PHILIPPE RODRICK | 20 Juillet 2007 | 23h27

Mauvais score ! En considérant les écarts entre les salaires des femmes et des hommes dans les vingt-sept Etats membres de l'Union européenne, la Suisse ne se classerait qu'au 22e rang, ex aequo avec la Grande-Bretagne et la Finlande . La patrie de Guillaume Tell serait en plus largement surpassée par de tout «nouveaux» européens comme la Roumanie et la Bulgarie.

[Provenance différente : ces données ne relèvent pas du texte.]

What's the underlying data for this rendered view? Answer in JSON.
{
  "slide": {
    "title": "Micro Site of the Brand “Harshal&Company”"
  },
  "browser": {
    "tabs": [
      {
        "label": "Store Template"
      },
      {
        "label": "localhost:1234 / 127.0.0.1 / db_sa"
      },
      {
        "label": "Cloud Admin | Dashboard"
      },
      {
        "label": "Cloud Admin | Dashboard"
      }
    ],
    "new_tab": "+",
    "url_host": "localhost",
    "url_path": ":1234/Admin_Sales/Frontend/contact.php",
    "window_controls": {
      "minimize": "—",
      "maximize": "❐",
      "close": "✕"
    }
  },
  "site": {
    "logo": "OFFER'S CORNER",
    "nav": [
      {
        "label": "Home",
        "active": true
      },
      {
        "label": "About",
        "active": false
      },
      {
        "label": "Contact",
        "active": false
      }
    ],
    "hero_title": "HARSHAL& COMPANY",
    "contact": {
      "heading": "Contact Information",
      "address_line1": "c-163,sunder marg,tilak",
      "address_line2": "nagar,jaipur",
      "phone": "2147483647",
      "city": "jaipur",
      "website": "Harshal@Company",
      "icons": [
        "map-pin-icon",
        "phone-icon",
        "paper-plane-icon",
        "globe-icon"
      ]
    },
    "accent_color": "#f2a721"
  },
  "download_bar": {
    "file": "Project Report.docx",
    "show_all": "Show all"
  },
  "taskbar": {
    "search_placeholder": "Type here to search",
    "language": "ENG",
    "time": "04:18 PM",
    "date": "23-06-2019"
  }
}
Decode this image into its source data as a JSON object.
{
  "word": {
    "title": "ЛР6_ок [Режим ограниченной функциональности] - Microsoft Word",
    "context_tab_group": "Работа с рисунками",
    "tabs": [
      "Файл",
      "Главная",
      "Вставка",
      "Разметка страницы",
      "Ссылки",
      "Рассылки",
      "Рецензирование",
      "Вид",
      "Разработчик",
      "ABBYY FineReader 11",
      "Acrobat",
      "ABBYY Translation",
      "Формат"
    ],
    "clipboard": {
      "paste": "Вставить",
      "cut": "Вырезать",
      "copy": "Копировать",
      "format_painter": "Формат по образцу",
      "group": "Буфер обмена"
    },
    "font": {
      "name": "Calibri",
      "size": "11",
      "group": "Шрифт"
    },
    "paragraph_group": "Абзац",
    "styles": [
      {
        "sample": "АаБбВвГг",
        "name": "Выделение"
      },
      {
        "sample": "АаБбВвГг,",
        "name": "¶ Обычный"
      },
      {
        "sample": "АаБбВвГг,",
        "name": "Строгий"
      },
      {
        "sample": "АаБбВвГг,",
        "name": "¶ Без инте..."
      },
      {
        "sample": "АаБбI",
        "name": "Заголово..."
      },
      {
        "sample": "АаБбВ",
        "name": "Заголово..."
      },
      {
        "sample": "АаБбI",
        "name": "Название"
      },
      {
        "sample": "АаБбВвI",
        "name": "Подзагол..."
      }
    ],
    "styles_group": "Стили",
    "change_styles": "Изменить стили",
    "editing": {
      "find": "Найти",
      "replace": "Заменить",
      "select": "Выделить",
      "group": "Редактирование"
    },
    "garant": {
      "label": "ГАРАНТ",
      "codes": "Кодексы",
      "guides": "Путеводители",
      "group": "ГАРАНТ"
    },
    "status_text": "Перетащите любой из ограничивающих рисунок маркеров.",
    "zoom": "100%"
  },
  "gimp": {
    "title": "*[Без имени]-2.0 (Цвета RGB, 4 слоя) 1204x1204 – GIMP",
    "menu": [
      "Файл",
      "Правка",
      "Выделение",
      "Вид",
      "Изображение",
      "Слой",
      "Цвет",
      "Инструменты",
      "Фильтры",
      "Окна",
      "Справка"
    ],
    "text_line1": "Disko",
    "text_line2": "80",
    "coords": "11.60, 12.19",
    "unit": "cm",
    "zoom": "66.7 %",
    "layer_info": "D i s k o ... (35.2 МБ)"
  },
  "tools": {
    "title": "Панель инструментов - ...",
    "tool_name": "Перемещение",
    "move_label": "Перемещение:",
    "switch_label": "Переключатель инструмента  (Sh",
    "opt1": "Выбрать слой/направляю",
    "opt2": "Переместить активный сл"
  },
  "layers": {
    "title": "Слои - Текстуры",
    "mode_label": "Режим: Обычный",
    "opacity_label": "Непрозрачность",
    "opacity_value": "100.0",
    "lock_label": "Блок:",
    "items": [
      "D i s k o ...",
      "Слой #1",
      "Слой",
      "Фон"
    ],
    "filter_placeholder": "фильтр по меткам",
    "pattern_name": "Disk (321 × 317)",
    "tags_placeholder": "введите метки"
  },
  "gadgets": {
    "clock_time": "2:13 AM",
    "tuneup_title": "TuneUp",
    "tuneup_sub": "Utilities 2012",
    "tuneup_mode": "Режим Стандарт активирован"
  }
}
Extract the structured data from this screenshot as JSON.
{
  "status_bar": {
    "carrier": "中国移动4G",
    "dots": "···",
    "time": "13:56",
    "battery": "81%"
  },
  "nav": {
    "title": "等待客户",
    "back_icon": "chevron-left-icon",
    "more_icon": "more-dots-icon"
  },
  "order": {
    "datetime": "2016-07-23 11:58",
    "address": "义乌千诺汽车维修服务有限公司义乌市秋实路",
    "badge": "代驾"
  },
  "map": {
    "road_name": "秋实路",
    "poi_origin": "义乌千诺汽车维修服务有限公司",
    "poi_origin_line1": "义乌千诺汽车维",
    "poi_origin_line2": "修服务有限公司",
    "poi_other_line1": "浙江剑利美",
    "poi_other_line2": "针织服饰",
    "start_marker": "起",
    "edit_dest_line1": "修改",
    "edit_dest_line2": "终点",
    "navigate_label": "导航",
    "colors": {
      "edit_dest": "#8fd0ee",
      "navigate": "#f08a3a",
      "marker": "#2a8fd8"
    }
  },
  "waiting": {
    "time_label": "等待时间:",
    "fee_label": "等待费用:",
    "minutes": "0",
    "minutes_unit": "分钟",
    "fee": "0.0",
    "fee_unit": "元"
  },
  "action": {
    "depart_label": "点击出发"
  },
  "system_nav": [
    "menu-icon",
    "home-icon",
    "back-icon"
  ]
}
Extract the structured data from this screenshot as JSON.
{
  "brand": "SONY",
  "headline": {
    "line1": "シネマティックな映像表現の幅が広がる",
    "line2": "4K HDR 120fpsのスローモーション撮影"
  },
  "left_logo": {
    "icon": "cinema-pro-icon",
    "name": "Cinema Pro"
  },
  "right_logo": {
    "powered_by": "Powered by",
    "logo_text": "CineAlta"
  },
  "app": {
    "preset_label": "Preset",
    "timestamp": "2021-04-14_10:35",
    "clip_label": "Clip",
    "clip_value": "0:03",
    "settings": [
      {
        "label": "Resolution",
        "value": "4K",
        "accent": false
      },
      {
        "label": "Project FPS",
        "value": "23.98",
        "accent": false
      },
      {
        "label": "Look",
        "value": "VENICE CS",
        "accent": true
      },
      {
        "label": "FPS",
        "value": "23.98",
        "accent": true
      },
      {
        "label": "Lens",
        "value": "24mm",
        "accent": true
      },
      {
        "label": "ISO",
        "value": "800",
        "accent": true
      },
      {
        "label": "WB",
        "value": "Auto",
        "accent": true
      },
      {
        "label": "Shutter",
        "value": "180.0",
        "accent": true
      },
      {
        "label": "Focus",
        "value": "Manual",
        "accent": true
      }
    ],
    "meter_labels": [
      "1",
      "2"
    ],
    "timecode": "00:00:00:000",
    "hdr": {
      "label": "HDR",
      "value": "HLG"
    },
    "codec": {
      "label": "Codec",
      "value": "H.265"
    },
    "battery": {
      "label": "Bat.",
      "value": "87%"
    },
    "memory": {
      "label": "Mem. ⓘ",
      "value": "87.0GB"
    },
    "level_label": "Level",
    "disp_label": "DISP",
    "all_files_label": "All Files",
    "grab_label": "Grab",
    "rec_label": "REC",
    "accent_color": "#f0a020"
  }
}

En observant le rapport femmes-hommes dans les rémunérations, seuls quatre marchés du travail sont plus cruels que l'helvétique: le chypriote, l'estonien, le slovaque et l'allemand. Ce palmarès s'inspire d'un rapport présenté avant-hier par le commissaire européen à l'Emploi, aux affaires sociales et à l'égalité des chances, Vladimir Spidla, et d'une recherche de l'Office fédéral de la statistique publiée en octobre dernier, basée sur des données recueillies deux ans plus tôt. Les études de référence sur les différences entre salaires féminins et masculins reposent le plus souvent sur une donnée arithmétique complexe: le salaire brut médian dans le secteur privé, standardisé sur la base d'un équivalent plein temps de 40 ? heures hebdomadaires, inclues dans un mois de quatre semaines et un tiers.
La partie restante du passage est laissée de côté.